According to the Ministry of Education, the decision to postpone the dates for the National Grade Six Assessment (NGSA) was made so as to “give teachers sufficient time to complete the Grade 6 curriculum and give students additional time within which to prepare for the Assessment.”
On Sunday, Stabroek News reported that the 2016 NGSA will be written on April 27 and April 28, a month after the traditional time for the annual sitting.
The NGSA has in the past been written on the Monday and Tuesday after school closes for the Easter Holidays. The new term, which will begin on January 3, 2015 will last for 11 weeks, therefore it was expected that school would officially be closed on March 18, 2016 and the examination written on March 21 and 22.
In a press release the ministry inferred that this decision is a response to requests from teachers who “for some time now…have been advocating for additional time to be granted” for completion of the curriculum.
The one-month extension also follows the fixing of March 18 as the date for local government elections. Since schools are used as polling stations there would have been disruptions to the exams if they were held at the usual time.
The Ministry’s release also reminded the public that “with immediate effect, the weighting previously attributed to the grades Two and Four Assessments will stop” these assessments will now be used “strictly for diagnostic purposes, as was initially intended.”

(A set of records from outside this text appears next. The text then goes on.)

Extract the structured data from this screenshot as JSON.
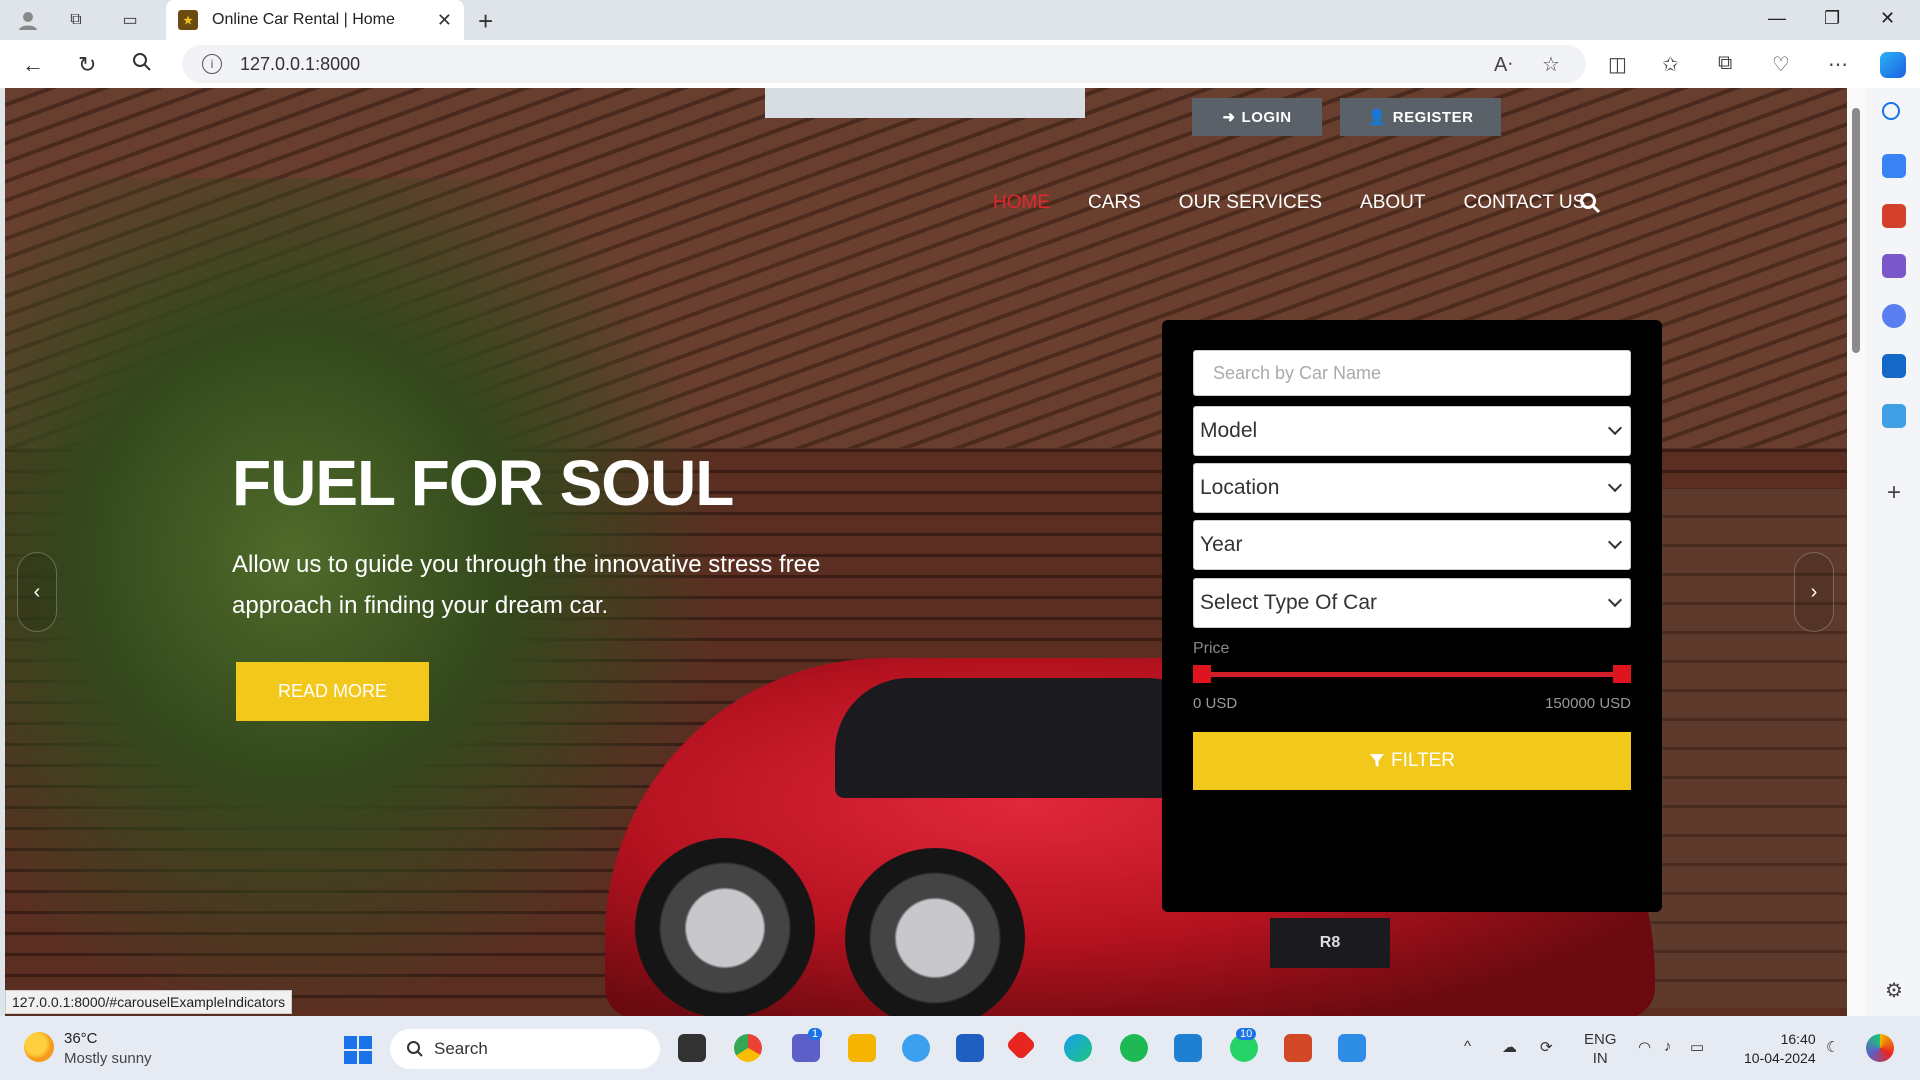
{
  "browser": {
    "tab_title": "Online Car Rental | Home",
    "url": "127.0.0.1:8000",
    "status_url": "127.0.0.1:8000/#carouselExampleIndicators"
  },
  "header": {
    "login_label": "LOGIN",
    "register_label": "REGISTER",
    "menu": [
      {
        "label": "HOME",
        "active": true
      },
      {
        "label": "CARS",
        "active": false
      },
      {
        "label": "OUR SERVICES",
        "active": false
      },
      {
        "label": "ABOUT",
        "active": false
      },
      {
        "label": "CONTACT US",
        "active": false
      }
    ]
  },
  "hero": {
    "title": "FUEL FOR SOUL",
    "subtitle": "Allow us to guide you through the innovative stress free approach in finding your dream car.",
    "read_more_label": "READ MORE",
    "plate_text": "R8"
  },
  "filter": {
    "search_placeholder": "Search by Car Name",
    "model": "Model",
    "location": "Location",
    "year": "Year",
    "car_type": "Select Type Of Car",
    "price_label": "Price",
    "price_min": "0 USD",
    "price_max": "150000 USD",
    "filter_label": "FILTER"
  },
  "taskbar": {
    "weather_temp": "36°C",
    "weather_desc": "Mostly sunny",
    "search_label": "Search",
    "lang": "ENG",
    "region": "IN",
    "time": "16:40",
    "date": "10-04-2024",
    "teams_badge": "1",
    "whatsapp_badge": "10"
  },
  "colors": {
    "accent_yellow": "#f2c81c",
    "accent_red": "#e3262e",
    "panel_black": "#000000"
  }
}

This decision was first communicated with teachers in a circular dated October 26, 2015. The circular amends the weighting previously announced in 2007.
As of that year, students who had written the Grade two assessment in 2003 and the grade four assessment in 2005 were awarded places at secondary schools based on a weighting of their scores at all three “assessments”. The grade two assessment was responsible for 5% of their final score, the grade four 10% while the grade six assessment was responsible for 85%.
In an invited comment after the issuing of the release, Chief Education Officer Olato Sam had explained to Stabroek News that the ministry has continuously received representation for students who were absent for the grade two and four assessments and felt that the evaluation and placement they received from the ministry was unfavourable.
These concerns he noted have led the ministry to return the assessment to their original purpose that of informing the planning necessary to overcome weaknesses pupils may have.
In its most recent release the Ministry urged “schools to put necessary systems in place for the results of these assessments to be the basis of strategic intervention aimed at overcoming identified weaknesses of pupils.”